The recently promoted President of Football Operations traded with the Chicago Bears for D.J. Moore to give QB Josh Allen a legitimate WR1 for the first time in two seasons, and drafted rookie Skyler Bell out of UCONN in the fourth round to add another impact talent to their depth chart.
This puts more playmakers in the passing game with Khalil Shakir, Dalton Kincaid, and Keon Coleman, while giving new head coach Joe Brady more positional flexibility as he calls his own offense. Up front, the line graded out as a top-five unit per ESPN’s preseason rankings, and RB James Cook forms an elite backfield with Allen.
Here are five questions the Bills must answer on offense:
What will the target share distribution look like?
Brady’s “everyone eats” approach was tested last season when defenses started bracketing Shakir in the slot. Moore’s arrival and Coleman’s potential expanded role can help change that. Moore has positional versatility and will command CB1 coverage and pull a safety along with him. Moore projects as a WR1 and Brady will be looking to feed Coleman more to streamline development, get Kincaid getting seam volume in his 5th year option on his rookie contract as a key offensive weapon, while feeding Cook- And there’s only one football.
Like Cook and Shakir, is another target who will see an increase in role? With those players getting priority snaps, what will that mean for players under multi-year deals like Josh Palmer taking on rotation roles?
Brady’s offense has often been about making the most efficient play when your number is called. Will his playcalling look different with these new weapons and freedom as an offensive playcaller and head coach?
Keon Coleman SZN loading?
Coleman has shown flashes of what he can do in a short sample size. The athleticism, big play, and touchdown abilities are there and have been on display despite limited opportunities, albeit some of them due to his own off-field tardiness. He’s put in another strong offseason, and is leaner, faster, and running a fuller route tree.

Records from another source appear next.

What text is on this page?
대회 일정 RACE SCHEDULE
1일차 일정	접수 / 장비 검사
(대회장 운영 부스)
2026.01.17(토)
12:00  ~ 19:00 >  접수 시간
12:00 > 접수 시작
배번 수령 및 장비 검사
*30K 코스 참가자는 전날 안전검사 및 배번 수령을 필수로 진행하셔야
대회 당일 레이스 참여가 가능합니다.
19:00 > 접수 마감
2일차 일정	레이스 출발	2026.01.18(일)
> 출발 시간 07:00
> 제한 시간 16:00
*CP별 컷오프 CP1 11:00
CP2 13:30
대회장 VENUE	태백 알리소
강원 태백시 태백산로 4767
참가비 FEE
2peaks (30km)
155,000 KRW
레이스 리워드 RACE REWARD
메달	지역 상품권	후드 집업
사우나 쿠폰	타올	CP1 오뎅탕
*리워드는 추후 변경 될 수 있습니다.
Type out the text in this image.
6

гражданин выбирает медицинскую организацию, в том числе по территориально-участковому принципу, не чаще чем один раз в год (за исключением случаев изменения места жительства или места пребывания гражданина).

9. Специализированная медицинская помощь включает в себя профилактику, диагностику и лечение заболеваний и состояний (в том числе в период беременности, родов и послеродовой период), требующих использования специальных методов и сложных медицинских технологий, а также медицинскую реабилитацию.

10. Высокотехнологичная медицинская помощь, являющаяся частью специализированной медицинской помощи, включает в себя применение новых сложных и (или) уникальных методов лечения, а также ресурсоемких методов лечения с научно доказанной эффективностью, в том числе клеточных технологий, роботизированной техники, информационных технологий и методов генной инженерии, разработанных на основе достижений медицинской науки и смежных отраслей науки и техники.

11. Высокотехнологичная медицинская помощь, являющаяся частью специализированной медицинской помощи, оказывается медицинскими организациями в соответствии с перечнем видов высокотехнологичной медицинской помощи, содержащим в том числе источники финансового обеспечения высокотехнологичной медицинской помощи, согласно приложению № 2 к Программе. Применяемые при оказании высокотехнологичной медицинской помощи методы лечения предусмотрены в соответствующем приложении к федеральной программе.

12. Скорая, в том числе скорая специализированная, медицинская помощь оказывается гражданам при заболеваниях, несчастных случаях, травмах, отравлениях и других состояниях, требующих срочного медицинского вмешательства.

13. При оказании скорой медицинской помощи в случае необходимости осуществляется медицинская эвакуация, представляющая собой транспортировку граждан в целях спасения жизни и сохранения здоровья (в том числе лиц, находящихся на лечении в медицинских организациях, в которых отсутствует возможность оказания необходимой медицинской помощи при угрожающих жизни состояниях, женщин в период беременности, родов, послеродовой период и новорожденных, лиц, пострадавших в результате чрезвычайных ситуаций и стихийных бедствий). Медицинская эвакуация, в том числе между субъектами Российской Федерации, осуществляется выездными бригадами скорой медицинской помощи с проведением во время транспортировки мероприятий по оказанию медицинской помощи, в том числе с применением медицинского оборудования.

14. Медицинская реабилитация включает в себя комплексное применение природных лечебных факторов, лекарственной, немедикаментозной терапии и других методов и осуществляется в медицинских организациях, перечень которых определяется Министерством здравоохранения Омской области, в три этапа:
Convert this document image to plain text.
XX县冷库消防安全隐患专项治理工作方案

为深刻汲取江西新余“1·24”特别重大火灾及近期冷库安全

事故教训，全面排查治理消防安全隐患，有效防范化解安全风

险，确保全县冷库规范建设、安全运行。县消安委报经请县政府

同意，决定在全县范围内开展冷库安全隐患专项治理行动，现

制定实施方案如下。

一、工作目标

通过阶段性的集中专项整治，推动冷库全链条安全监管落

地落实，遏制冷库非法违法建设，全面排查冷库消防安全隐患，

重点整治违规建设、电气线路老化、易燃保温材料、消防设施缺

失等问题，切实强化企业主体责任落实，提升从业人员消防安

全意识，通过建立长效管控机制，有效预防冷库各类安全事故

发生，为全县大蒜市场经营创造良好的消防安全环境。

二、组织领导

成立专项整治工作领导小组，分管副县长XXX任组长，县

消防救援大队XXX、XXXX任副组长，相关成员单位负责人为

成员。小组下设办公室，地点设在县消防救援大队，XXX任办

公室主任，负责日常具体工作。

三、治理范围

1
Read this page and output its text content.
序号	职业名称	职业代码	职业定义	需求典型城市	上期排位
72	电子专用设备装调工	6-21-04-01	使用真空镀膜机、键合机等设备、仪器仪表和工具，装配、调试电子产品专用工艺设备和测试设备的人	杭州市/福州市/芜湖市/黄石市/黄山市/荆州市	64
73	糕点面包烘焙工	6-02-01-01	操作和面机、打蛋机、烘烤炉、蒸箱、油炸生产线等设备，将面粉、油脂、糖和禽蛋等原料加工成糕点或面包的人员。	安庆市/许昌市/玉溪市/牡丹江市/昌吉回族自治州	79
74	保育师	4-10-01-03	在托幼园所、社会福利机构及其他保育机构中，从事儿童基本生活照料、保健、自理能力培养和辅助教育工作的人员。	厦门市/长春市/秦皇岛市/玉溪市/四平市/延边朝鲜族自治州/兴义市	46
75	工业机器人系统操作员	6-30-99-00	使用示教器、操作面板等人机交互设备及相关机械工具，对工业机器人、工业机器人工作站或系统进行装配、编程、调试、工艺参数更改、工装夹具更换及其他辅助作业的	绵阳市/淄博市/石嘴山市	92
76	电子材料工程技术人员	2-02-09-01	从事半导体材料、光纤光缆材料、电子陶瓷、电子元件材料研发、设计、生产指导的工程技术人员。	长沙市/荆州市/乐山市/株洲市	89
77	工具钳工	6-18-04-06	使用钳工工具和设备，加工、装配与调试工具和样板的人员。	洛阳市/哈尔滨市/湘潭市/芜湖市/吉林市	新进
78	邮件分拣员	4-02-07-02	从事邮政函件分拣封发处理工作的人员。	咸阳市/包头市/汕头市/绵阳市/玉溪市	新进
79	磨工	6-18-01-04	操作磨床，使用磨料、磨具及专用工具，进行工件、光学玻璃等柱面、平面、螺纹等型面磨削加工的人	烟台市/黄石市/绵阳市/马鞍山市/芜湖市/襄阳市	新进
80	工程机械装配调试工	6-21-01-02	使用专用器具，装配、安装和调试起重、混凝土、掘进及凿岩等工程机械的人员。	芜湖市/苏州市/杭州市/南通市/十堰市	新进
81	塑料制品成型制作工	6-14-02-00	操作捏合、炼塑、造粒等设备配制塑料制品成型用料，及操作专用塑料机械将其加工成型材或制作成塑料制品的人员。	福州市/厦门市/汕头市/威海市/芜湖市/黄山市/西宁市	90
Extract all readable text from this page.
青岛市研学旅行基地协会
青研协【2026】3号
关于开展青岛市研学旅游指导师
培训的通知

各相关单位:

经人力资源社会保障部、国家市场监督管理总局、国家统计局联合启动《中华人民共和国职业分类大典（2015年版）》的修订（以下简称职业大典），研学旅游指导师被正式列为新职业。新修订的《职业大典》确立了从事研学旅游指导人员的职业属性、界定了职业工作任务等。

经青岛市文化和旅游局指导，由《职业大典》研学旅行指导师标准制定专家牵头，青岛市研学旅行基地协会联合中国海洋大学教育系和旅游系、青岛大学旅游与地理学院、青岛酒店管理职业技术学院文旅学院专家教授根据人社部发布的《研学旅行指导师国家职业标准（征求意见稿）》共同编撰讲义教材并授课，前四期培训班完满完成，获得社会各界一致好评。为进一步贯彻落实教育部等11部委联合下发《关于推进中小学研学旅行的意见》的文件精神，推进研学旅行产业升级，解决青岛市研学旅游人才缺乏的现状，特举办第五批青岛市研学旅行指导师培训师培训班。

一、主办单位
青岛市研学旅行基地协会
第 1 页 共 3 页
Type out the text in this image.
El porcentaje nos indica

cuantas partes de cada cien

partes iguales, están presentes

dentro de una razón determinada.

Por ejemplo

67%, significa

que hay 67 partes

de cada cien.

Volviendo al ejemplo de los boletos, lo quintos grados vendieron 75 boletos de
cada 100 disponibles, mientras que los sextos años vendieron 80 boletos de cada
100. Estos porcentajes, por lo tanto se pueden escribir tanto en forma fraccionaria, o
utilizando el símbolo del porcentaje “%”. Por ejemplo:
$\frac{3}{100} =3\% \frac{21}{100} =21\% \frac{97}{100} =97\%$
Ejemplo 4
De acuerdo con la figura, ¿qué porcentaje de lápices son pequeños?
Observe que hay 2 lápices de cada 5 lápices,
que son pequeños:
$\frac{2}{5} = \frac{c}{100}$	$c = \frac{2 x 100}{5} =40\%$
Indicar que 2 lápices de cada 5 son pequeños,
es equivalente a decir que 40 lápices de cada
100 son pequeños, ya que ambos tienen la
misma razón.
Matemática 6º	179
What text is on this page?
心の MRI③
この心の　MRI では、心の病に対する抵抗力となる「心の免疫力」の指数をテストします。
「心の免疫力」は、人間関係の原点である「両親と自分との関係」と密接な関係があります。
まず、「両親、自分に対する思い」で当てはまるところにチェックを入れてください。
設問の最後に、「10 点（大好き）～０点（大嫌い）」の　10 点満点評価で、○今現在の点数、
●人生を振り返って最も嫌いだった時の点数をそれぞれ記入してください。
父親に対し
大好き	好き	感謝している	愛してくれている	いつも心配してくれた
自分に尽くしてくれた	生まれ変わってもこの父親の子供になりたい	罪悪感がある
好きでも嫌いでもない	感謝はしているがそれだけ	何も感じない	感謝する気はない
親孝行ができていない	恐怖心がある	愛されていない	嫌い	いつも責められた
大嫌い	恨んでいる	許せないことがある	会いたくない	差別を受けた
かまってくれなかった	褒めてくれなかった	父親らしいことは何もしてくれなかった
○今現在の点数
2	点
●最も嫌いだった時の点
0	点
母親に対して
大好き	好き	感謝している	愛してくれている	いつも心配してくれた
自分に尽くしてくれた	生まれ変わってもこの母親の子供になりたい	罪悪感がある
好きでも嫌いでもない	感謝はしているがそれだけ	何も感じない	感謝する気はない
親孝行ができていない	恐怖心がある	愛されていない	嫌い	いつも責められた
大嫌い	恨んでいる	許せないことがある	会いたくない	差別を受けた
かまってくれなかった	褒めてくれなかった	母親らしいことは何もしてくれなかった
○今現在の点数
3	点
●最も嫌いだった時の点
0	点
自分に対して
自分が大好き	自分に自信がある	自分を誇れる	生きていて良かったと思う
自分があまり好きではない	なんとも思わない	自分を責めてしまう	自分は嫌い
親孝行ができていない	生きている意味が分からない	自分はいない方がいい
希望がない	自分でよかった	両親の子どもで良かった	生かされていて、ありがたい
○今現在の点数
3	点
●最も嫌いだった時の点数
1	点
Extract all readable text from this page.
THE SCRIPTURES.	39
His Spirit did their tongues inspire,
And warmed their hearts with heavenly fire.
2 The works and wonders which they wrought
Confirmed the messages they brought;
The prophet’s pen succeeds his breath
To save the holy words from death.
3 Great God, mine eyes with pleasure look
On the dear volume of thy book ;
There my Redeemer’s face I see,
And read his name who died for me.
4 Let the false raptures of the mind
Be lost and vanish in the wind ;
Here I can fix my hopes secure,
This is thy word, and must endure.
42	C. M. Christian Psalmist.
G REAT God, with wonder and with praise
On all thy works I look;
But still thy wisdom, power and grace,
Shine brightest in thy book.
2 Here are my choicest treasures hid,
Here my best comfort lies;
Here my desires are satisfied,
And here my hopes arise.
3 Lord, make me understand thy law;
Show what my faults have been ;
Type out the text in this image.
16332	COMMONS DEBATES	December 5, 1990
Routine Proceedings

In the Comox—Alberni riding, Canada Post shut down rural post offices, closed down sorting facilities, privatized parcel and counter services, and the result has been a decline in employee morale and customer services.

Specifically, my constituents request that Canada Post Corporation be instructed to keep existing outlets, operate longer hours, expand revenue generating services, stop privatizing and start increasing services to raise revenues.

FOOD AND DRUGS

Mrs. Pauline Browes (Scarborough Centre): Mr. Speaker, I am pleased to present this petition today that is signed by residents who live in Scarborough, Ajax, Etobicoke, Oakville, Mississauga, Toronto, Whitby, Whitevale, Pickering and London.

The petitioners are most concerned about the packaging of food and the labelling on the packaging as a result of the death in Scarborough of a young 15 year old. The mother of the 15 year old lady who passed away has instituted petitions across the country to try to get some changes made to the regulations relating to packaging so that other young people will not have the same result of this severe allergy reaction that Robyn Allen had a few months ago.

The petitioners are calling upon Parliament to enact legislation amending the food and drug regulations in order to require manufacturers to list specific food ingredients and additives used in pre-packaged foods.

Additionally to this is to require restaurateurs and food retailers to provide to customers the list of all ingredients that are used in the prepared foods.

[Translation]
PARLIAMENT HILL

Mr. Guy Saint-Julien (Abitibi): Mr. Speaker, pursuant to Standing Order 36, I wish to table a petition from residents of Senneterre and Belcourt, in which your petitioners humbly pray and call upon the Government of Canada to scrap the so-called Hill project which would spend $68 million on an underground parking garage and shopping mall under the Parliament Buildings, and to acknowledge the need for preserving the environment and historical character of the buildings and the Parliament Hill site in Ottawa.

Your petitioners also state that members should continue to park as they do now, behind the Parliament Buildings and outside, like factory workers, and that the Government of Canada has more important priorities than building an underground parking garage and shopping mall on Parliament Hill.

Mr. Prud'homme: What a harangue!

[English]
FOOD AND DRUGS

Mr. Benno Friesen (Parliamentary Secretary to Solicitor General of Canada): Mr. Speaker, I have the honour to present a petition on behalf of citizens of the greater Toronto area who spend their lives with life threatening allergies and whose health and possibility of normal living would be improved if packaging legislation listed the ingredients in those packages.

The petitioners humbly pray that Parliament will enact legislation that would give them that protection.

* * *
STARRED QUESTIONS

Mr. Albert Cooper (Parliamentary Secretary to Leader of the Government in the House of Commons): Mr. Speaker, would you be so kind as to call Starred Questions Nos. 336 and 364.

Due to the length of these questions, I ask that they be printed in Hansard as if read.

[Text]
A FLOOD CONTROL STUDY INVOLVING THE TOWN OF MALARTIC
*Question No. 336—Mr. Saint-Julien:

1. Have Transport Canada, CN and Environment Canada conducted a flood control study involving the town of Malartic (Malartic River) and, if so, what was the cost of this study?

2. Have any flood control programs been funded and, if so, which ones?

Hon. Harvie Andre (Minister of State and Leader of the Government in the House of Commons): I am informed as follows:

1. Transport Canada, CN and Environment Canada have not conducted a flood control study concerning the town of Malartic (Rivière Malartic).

With Moore drawing the top corner in coverage and Shakir in the slot, Coleman could expose CB2s in single coverage, where he had his best tape coming out of college. In his third year as a pro, both he and his head coach, who stumped to draft him, will be measured by whether he takes the next step at the pro level for the Bills.
Is Josh Allen’s foot a concern?
The injury update on Allen’s foot is that there is no reason for concern, but any time a starting quarterback’s lower body shows up in a midweek report, it matters. Much of Allen’s elite play relies on the mechanics fix and a healthy plant foot as well as his ability to take off and extend plays.
Expect the staff to manage his reps through minicamp and into training camp while it heals up from his offseason procedure, and for Brady to look to continue to increase his line protection against the pass rush.
Is the offensive line resolved ahead of the season?
Dion Dawkins is set to return, the interior is fortified, and ESPN’s preseason board put this unit in the top five in the league.
Brady’s offense leans on play-action and on Allen’s ability to climb a clean pocket, so the margin for error in pass protection isn’t as it appears on the stat sheet.
As for the question of depth at swing tackle or center, they may look to younger players to help in the rotation or the post-June-1st market for answers.
Return of the deep ball?
Another looming question is whether the Bills have addressed their deep threat need, and if that will translate to the return of Allen’s epic long ball plays that his offense saw under Brian Daboll.
Brady’s play-sheet last year leaned heavily on intermediate concepts and YAC-after-catch via Shakir and Cook. With a true vertical threat in Moore joining the group, it gives them a versatile deep threat while allowing more opportunity for Coleman’s contested-catch radius to grow. Bell adds speed and athleticism to take the top off a zone.
We may see one of the most complete offensive units Allen has played with, and the return of the strongest deep pass in football.